The cultures of the Far and Middle East have been examined at length in literature, science, and the arts. Mysterious and fascinating, these promised lands once seemed to provide a wealth of answers to questions surrounding the mystical and the afterlife, and the use of hashish was part of its allure. Books such as, "Hashish and Insanity," (Jacques-Joseph Moreau de Tours, 1845), and "The Club of Hash Smokers" (Theophile Gautier, 1846), about a real club started by Moreau in 1845, delved deeply into their subject, moving beyond stereotypes and evidencing new interpretations for future research and understanding. The use of hashish for religious purposes is seen in the supplicant, whose ecstatic visions bring him nearer to his god, and a higher level of spirituality. Is it a far cry then, to venture towards a connection between the pursuit of these illusory pleasures and the future promise of Paradise, reinforcing the idea that death is the ultimate act under the huge pretext of serving ones ideologies and abilities?
The word martyr is often misunderstood from its original meaning. In today's world, to sacrifice oneself for one's beliefs is undeniably linked to certain associations and
considerable speculation. "The invisible hand of jihad recruiters operates, not without success, among junkies, many of whom are living in prisons in North Morocco. (Telquel, Morocco, issue number 172).
Returning again to this installation "Assassins," with the accumulation of colorful hookah's, alluring and captivating, can we not, finally, better understand this dense network of facts, from the linguistic to the social, which are so interconnected as to be almost schizophrenic, and how these
associations could easily set into motion the literal transformation from "the protector," (assas oussouss in Arabic) into assassin?

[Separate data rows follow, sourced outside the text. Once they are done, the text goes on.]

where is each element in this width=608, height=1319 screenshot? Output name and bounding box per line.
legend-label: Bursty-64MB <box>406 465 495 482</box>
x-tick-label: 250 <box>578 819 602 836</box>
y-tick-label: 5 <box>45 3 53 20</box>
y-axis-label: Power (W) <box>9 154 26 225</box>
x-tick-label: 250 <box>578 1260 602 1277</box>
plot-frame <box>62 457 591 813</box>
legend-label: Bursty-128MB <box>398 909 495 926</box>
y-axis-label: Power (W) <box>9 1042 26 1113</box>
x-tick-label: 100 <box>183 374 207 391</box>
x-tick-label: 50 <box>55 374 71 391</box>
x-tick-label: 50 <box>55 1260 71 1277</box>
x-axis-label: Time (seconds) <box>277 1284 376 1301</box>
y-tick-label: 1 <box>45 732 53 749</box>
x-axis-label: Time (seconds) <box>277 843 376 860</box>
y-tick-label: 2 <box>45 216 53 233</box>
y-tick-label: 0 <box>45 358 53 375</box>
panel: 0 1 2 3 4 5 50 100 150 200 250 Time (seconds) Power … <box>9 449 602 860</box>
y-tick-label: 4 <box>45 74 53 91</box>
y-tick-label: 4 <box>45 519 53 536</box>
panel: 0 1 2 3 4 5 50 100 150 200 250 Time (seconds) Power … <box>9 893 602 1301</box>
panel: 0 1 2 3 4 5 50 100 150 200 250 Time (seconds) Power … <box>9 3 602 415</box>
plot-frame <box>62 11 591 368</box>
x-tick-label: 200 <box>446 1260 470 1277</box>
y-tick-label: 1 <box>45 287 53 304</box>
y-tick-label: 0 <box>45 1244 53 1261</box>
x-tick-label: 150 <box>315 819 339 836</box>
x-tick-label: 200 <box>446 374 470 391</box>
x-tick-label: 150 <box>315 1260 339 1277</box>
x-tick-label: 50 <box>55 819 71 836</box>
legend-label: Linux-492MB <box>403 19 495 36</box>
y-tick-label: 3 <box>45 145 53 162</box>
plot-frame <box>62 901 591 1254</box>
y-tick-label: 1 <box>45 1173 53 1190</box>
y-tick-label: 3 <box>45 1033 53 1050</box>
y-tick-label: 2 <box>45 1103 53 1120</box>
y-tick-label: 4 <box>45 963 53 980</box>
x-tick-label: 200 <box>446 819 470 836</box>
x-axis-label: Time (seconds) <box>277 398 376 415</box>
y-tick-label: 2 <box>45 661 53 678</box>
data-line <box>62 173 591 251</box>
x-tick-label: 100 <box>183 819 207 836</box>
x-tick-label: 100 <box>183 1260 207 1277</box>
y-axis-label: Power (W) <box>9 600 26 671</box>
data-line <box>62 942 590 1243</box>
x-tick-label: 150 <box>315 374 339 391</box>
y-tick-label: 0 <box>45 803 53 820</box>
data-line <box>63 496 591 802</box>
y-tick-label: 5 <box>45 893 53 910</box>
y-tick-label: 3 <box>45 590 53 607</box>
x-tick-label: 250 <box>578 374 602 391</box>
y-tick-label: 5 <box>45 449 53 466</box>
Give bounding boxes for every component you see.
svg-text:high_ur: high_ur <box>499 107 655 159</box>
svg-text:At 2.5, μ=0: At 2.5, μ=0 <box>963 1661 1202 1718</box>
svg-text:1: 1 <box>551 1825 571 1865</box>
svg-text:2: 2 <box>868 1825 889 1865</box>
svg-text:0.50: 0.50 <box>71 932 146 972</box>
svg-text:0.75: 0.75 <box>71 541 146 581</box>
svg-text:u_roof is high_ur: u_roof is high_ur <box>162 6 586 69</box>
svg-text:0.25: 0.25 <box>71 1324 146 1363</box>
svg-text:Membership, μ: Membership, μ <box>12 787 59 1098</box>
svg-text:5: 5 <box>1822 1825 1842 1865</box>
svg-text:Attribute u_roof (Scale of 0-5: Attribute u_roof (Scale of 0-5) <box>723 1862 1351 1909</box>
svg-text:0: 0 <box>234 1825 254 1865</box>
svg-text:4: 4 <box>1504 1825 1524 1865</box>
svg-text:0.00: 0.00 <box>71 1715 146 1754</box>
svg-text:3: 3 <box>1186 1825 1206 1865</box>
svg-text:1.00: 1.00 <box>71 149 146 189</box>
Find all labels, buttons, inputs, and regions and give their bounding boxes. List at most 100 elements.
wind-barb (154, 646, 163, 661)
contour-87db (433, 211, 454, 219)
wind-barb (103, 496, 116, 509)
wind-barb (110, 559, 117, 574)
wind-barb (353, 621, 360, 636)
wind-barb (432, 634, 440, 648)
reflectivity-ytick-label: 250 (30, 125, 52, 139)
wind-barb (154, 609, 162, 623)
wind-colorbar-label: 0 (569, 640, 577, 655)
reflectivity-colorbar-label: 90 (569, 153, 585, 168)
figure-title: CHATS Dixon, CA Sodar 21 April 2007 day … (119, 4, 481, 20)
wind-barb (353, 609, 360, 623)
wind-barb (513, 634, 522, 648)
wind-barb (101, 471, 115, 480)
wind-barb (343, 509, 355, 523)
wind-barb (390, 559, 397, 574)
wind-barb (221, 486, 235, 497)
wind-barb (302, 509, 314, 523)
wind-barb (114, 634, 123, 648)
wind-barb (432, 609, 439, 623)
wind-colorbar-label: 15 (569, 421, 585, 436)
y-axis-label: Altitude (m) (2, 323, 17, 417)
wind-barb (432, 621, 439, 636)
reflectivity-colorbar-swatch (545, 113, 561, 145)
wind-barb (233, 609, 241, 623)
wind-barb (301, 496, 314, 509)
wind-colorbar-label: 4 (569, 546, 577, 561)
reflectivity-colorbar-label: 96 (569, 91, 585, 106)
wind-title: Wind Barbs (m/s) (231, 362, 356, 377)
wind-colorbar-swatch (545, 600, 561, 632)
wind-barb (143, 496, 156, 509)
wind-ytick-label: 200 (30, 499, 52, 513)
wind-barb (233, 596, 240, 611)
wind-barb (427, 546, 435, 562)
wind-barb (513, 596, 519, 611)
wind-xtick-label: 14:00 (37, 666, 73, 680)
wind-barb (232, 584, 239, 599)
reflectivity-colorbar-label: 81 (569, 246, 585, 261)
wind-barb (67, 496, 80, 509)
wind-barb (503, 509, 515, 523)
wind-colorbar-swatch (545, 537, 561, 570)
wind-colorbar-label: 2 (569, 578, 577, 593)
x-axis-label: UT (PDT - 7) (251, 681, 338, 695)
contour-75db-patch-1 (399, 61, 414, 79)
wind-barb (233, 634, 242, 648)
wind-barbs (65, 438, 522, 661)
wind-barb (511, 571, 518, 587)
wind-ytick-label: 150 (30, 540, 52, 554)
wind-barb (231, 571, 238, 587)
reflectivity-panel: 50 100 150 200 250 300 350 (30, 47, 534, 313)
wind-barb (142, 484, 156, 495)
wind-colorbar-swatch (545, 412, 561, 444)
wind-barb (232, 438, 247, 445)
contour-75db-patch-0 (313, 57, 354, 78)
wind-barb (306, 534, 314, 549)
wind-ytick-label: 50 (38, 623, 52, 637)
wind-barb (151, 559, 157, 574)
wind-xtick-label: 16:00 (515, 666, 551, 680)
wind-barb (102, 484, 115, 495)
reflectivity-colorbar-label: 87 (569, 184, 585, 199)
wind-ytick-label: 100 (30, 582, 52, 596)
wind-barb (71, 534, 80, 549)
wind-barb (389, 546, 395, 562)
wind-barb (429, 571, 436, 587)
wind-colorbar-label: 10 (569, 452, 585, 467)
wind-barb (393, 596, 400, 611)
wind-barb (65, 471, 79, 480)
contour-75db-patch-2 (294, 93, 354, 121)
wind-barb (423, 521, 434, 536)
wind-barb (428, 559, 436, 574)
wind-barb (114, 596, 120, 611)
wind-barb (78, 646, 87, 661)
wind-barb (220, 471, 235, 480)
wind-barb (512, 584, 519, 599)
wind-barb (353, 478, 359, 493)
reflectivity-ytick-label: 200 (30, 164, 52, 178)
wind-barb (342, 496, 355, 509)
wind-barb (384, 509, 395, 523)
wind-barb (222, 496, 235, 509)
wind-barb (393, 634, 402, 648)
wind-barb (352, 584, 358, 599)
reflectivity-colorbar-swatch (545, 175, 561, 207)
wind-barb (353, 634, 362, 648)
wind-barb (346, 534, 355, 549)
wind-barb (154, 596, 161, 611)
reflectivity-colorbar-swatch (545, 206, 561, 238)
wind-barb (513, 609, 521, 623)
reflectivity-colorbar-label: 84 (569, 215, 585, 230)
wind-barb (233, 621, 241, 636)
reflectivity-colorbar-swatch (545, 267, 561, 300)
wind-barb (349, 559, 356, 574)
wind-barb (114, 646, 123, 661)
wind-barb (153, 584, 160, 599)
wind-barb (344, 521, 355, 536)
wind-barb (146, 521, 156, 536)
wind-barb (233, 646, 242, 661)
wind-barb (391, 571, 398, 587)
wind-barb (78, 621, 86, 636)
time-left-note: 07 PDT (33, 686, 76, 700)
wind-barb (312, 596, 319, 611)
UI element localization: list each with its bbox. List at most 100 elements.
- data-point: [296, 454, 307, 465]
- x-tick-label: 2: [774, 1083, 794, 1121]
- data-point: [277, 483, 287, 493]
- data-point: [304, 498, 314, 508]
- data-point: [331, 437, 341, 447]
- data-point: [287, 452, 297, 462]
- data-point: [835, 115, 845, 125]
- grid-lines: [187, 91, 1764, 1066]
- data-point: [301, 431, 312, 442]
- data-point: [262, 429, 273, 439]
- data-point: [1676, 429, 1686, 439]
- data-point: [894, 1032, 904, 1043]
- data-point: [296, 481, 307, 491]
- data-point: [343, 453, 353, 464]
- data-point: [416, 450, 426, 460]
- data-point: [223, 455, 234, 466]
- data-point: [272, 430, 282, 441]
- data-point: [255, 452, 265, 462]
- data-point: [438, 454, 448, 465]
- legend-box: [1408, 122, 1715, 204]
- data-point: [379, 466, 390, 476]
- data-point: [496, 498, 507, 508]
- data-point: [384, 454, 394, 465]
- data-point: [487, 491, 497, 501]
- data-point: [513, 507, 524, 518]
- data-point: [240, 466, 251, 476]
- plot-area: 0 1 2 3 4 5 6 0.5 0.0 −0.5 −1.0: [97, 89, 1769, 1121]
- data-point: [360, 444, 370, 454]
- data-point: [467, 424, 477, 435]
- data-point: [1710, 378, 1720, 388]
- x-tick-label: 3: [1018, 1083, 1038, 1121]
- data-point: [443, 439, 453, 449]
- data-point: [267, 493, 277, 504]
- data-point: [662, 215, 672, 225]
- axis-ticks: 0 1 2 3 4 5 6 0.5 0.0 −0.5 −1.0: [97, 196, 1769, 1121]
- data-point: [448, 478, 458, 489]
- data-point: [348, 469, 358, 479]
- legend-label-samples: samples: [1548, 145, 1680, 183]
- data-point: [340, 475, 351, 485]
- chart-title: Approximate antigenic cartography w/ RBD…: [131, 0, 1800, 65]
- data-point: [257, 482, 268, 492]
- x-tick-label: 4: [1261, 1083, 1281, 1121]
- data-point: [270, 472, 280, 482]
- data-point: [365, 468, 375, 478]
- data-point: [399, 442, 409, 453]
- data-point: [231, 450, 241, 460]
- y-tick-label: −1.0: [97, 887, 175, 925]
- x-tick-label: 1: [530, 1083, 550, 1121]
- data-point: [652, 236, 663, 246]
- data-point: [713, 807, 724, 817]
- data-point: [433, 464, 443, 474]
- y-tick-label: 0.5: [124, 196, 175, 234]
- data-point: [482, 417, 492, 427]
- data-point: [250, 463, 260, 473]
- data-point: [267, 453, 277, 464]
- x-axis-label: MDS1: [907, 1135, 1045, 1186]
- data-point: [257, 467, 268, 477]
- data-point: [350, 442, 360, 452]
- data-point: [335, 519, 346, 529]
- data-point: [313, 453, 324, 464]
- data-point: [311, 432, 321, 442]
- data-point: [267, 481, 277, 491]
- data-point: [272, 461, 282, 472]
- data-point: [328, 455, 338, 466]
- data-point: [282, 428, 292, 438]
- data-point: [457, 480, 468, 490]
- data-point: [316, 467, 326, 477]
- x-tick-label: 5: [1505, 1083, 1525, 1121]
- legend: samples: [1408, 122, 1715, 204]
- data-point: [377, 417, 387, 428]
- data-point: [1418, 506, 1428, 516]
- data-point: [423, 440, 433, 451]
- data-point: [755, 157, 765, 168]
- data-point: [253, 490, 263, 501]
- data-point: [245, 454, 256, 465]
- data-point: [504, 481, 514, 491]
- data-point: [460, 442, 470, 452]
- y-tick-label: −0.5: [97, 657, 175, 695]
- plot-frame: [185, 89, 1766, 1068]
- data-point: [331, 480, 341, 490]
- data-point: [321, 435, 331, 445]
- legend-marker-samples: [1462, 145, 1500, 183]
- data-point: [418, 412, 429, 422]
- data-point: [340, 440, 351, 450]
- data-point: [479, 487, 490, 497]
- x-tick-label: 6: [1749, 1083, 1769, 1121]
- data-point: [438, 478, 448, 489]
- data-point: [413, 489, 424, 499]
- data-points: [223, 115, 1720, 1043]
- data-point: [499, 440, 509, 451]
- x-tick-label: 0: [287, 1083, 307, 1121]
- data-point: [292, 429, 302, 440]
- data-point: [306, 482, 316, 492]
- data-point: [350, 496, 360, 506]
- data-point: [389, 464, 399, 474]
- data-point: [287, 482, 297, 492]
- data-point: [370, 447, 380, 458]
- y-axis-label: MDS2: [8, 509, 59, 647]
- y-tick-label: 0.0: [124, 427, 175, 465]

Impressed by the courage of the Assassins when faced with death, the enemies of the sect, Haschichiyoun, the smokers of Hashish, sought to discredit them in the eyes of the people. Marco Polo popularized this translation of their name in the west, and it has remained the main association up to present day. But the true meaning and origin of the word Assassin
is Assassiyoun, otherwise known as "those who are loyal to Assas," the foundation of the law.